Vibecoding in practice - An online Dictionary en español

I love words, I compile words and always search what they mean. My native language is español and to my surprise there are not that many on line. México where I'm from has no official online language which to me it's a scandal. The largest spanish speaking country doesn't have an online word reference. Everyone uses the RAE online. Which is the online dictionary from the Spanish (Spain) academy. All good but I'd rather have a local version which is what I decided to solve and get there with a vibe.
I've mainly used a couple of tools for the creation of the application:
Claude Desktop free-tier
Deepseek free-tier
Manus for image creation
The architecture is much more complex:
Next.js
React
Tailwind (pending to implement)
Vercel for the presentation layer (webapp)
Jina AI Embeddings v3
pgvector Extension
DeepSeek chat API
RAI unnoficial API
Redis for word caching
PostgreSQL to store words
Gutenberger online book library to search and query quotes
Part 1: The Frontend - The digital Waiter
The Frontend is everything you see and interact with on your screen. It’s the user interface—the buttons, the search bar, and the text you read.
Here’s what happens:
You type a question into the search bar.
The app sends your request over the internet to the backend. This is done using modern web technologies like Next.js and React, which make the app fast and responsive.
A Beautifully Designed Menu: We use tools like Tailwind CSS to make sure everything looks great on any device, whether it’s your phone, tablet, or computer.
In short, the frontend’s job is to provide a smooth and enjoyable user experience, just like a great waiter makes your dining experience pleasant.
Part 2: The Backend - The Busy Kitchen
The Backend is the engine of our application—the busy kitchen where all the work happens. You don’t see it, but it’s where your request is processed, data is managed, and the final answer is prepared.
Here’s a peek inside our kitchen:
Receiving the request: The backend receives your request from the frontend. It uses a system called API Routes to manage these incoming orders efficiently.
Processing the request: To answer your question, we need data and for that we use a PostgreSQL database (managed by Supabase) that stores all our dictionary words, definitions, and book excerpts. We use a tool called Prisma to communicate with the database in a safe and organized way.
Speeding Things Up: To make sure you get your answer quickly, we use a Redis cache. If someone recently asked a similar question, we can grab the answer from the cache instead of querying the database each time, saving a lot of time.

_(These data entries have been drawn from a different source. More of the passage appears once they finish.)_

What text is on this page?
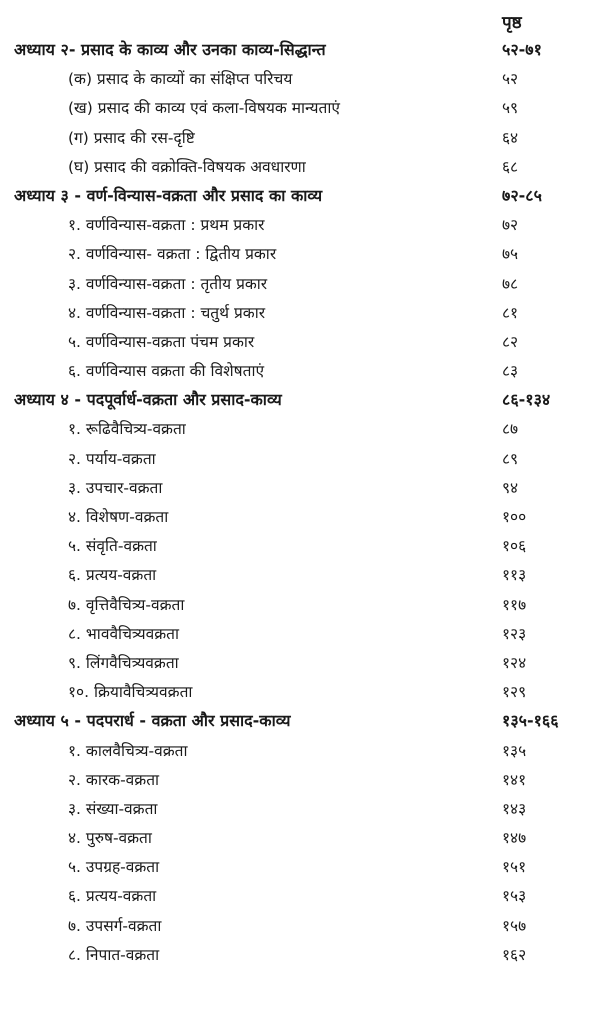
पृष्ठ
अध्याय २- प्रसाद के काव्य और उनका काव्य-सिद्धान्त	५२-७१
(क) प्रसाद के काव्यों का संक्षिप्त परिचय	५२
(ख) प्रसाद की काव्य एवं कला-विषयक मान्यताएं	५९
(ग) प्रसाद की रस-दृष्टि	६४
(घ) प्रसाद की वक्रोक्ति-विषयक अवधारणा	६८
अध्याय ३ - वर्ण-विन्यास-वक्रता और प्रसाद का काव्य	७२-८५
१. वर्णविन्यास-वक्रता : प्रथम प्रकार	७२
२. वर्णविन्यास- वक्रता : द्वितीय प्रकार	७५
३. वर्णविन्यास-वक्रता : तृतीय प्रकार	७८
४. वर्णविन्यास-वक्रता : चतुर्थ प्रकार	८१
५. वर्णविन्यास-वक्रता पंचम प्रकार	८२
६. वर्णविन्यास वक्रता की विशेषताएं	८३
अध्याय ४ - पदपूर्वार्ध-वक्रता और प्रसाद-काव्य	८६-१३४
१. रूढिवैचित्र्य-वक्रता	८७
२. पर्याय-वक्रता	८९
३. उपचार-वक्रता	९४
४. विशेषण-वक्रता	१००
५. संवृति-वक्रता	१०६
६. प्रत्यय-वक्रता	११३
७. वृत्तिवैचित्र्य-वक्रता	११७
८. भाववैचित्र्यवक्रता	१२३
९. लिंगवैचित्र्यवक्रता	१२४
१०. क्रियावैचित्र्यवक्रता	१२९
अध्याय ५ - पदपरार्ध - वक्रता और प्रसाद-काव्य	१३५-१६६
१. कालवैचित्र्य-वक्रता	१३५
२. कारक-वक्रता	१४१
३. संख्या-वक्रता	१४३
४. पुरुष-वक्रता	१४७
५. उपग्रह-वक्रता	१५१
६. प्रत्यय-वक्रता	१५३
७. उपसर्ग-वक्रता	१५७
८. निपात-वक्रता	१६२
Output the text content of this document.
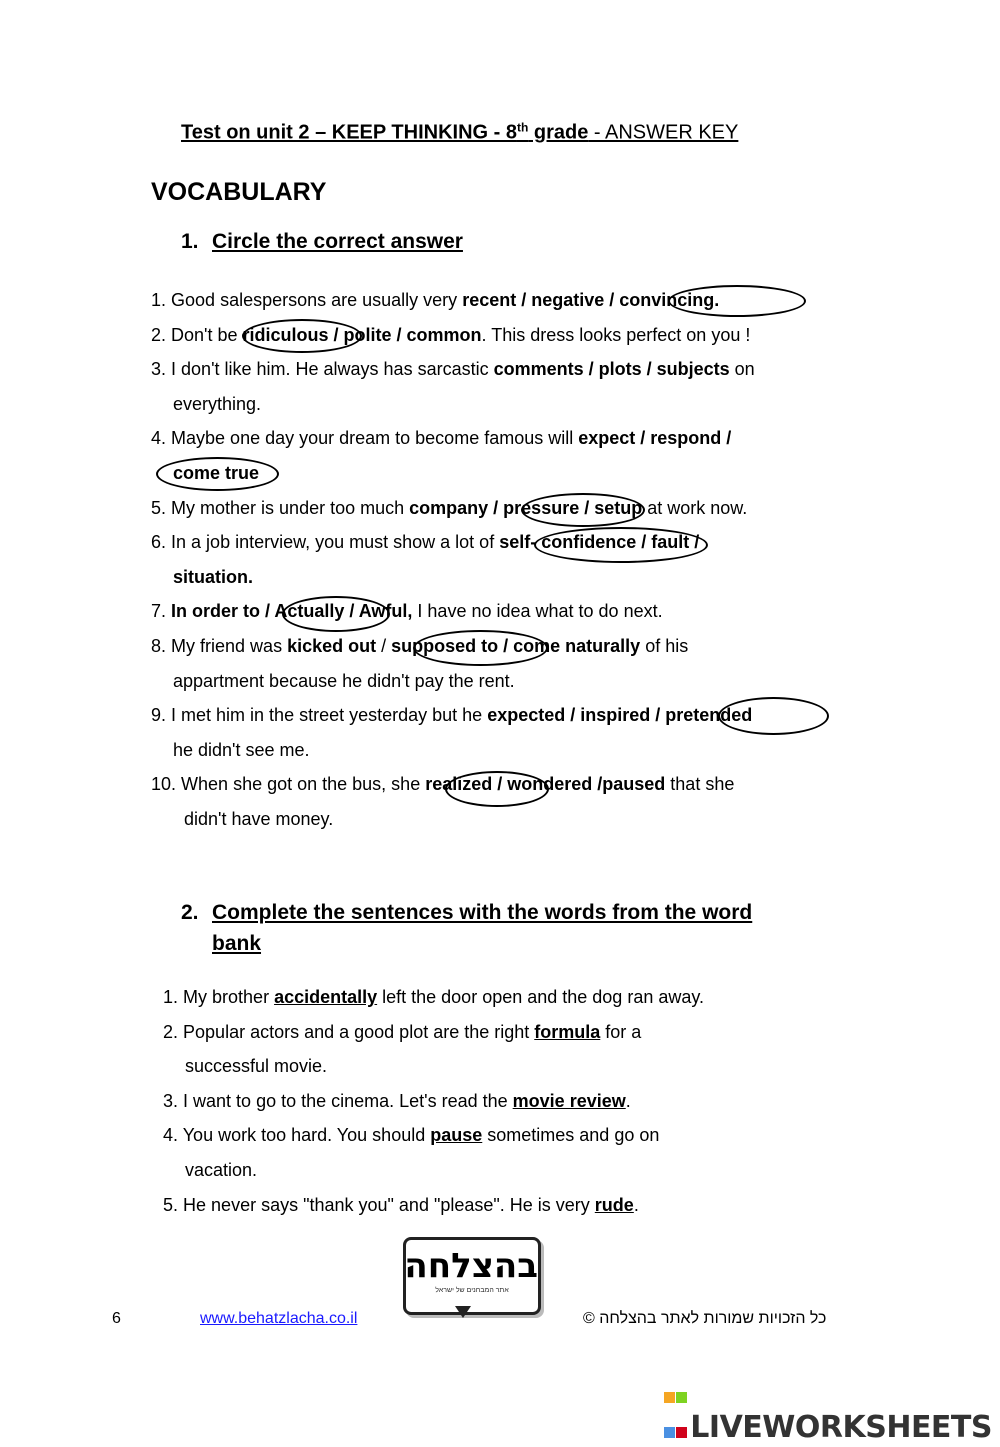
Test on unit 2 – KEEP THINKING - 8th grade - ANSWER KEY
VOCABULARY
1. Circle the correct answer
1. Good salespersons are usually very recent / negative / convincing.
2. Don't be ridiculous / polite / common. This dress looks perfect on you !
3. I don't like him. He always has sarcastic comments / plots / subjects on
everything.
4. Maybe one day your dream to become famous will expect / respond /
come true
5. My mother is under too much company / pressure / setup at work now.
6. In a job interview, you must show a lot of self- confidence / fault /
situation.
7. In order to / Actually / Awful, I have no idea what to do next.
8. My friend was kicked out / supposed to / come naturally of his
appartment because he didn't pay the rent.
9. I met him in the street yesterday but he expected / inspired / pretended
he didn't see me.
10. When she got on the bus, she realized / wondered /paused that she
didn't have money.
2. Complete the sentences with the words from the word
bank
1. My brother accidentally left the door open and the dog ran away.
2. Popular actors and a good plot are the right formula for a
successful movie.
3. I want to go to the cinema. Let's read the movie review.
4. You work too hard. You should pause sometimes and go on
vacation.
5. He never says "thank you" and "please". He is very rude.
בהצלחה
אתר המבחנים של ישראל
6	www.behatzlacha.co.il	כל הזכויות שמורות לאתר בהצלחה ©

LIVEWORKSHEETS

Part 3: The AI & Embeddings Pipeline - The Master Chef
This is where the all the magic happens. Our AI & Embeddings Pipeline is the engine that takes your request and turns it into a perfect, custom-made answer. This isn’t just any engine; it’s a two-part AI team that works together.
Understanding Your Request (Jina AI): First, Jina AI processes your request by converting it into a numerical vector embedding. This embedding enables semantic search, allowing the system to retrieve the most relevant definitions and terms from our database, regardless of exact phrasing.
Similarity Search (pgvector): Jina AI employs pgvector to perform a similarity search within our database. This process retrieves the most contextually relevant results by matching the numerical embedding of your query against stored data.
Response Generation (DeepSeek): DeepSeek, a large language model, acts as the final stage in this process. It takes the context provided by Jina AI's retrieval and synthesizes it into a natural, coherent, and informative answer, ensuring a seamless and human-readable response.
This two-step AI process, called Retrieval-Augmented Generation (RAG), ensures that your answer is not only intelligent but also accurate and grounded in our dictionary’s data.
Conclusion: A Technical Overview of the Query Processing Pipeline
This walkthrough has detailed the discrete stages of the system's architecture, tracing the lifecycle of a user query from input to synthesized response:
The Presentation Layer (Frontend): Handles user interaction, capturing the raw query and managing the request/response cycle with the API.
The Data & Retrieval Layer (Backend): Manages data storage and retrieval. This layer leverages pgvector for efficient vector similarity search, sourcing the relevant context based on the embedded query.
The Inference & Generation Layer (AI Pipeline): Orchestrated by a large language model (DeepSeek), this layer performs context-aware natural language generation. It synthesises the retrieved data into a coherent, human-readable output.